В детстве я каждое лето проводил на даче. В годы учебы в университете я предпочитал приезжать сюда, когда родители были в городе, с компанией друзей. Здесь мы читали самиздат, слушали иностранные передачи, пили водку, разговаривали; дача была для меня колыбелью инакомыслия.
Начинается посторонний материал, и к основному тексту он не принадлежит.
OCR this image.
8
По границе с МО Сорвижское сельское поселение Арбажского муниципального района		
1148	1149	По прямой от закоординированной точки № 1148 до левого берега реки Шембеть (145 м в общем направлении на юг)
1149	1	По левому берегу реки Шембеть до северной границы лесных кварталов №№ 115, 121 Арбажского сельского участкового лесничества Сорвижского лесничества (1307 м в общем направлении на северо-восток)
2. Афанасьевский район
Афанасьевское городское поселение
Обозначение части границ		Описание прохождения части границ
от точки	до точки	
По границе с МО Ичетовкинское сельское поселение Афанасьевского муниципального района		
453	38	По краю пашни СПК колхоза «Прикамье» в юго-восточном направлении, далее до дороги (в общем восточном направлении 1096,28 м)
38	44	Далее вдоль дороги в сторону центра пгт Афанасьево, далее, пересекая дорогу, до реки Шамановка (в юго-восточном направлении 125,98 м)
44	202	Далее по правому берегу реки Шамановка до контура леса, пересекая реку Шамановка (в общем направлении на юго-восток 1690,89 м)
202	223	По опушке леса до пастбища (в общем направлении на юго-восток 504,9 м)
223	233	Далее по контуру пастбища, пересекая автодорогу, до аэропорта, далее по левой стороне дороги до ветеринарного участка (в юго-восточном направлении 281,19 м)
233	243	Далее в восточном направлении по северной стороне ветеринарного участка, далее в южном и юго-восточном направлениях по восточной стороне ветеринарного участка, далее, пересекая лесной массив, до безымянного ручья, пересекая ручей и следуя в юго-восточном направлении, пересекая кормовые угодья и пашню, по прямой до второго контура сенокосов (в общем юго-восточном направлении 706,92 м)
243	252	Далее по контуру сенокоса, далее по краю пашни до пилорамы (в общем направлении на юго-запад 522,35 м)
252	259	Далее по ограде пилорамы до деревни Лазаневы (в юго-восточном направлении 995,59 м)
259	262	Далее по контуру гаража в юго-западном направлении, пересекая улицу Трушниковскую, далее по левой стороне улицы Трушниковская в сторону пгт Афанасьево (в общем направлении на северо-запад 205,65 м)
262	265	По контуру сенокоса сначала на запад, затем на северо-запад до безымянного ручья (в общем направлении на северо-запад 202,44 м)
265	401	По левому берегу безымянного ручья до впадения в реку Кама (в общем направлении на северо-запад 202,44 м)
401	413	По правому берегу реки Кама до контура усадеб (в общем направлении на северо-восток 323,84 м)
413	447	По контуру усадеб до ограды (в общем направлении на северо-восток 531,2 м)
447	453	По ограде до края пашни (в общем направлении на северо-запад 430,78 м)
Поначалу папа не возражал против моего увлечения антисоветчиной и иногда даже брал у меня запретную книгу. Хотя он состоял в партии, он был «кухонным диссидентом» – если не в делах, то в мыслях. Как и многие советские интеллигенты, он слушал «Голос Америки», Би-би-си и «Радио „Свобода“». Он понимал, что я двигаюсь к столкновению с системой и рано или поздно присоединюсь к рядам открытых диссидентов, которые часто оказывались за решеткой. В течение многих лет он призывал меня сидеть тихо и ждать, когда режим встретит свой естественный конец. Но с каждым годом все больше и больше казалось, что ожидание может затянуться на всю жизнь. В то же время он знал, что не все обращающиеся за выездными визами их получают– некоторые становятся отказниками. И наконец, как и я, он страшно переживал из-за Маши и не видел хорошего выхода из этой ситуации. Поэтому он так разволновался, когда услышал, что я принял решение.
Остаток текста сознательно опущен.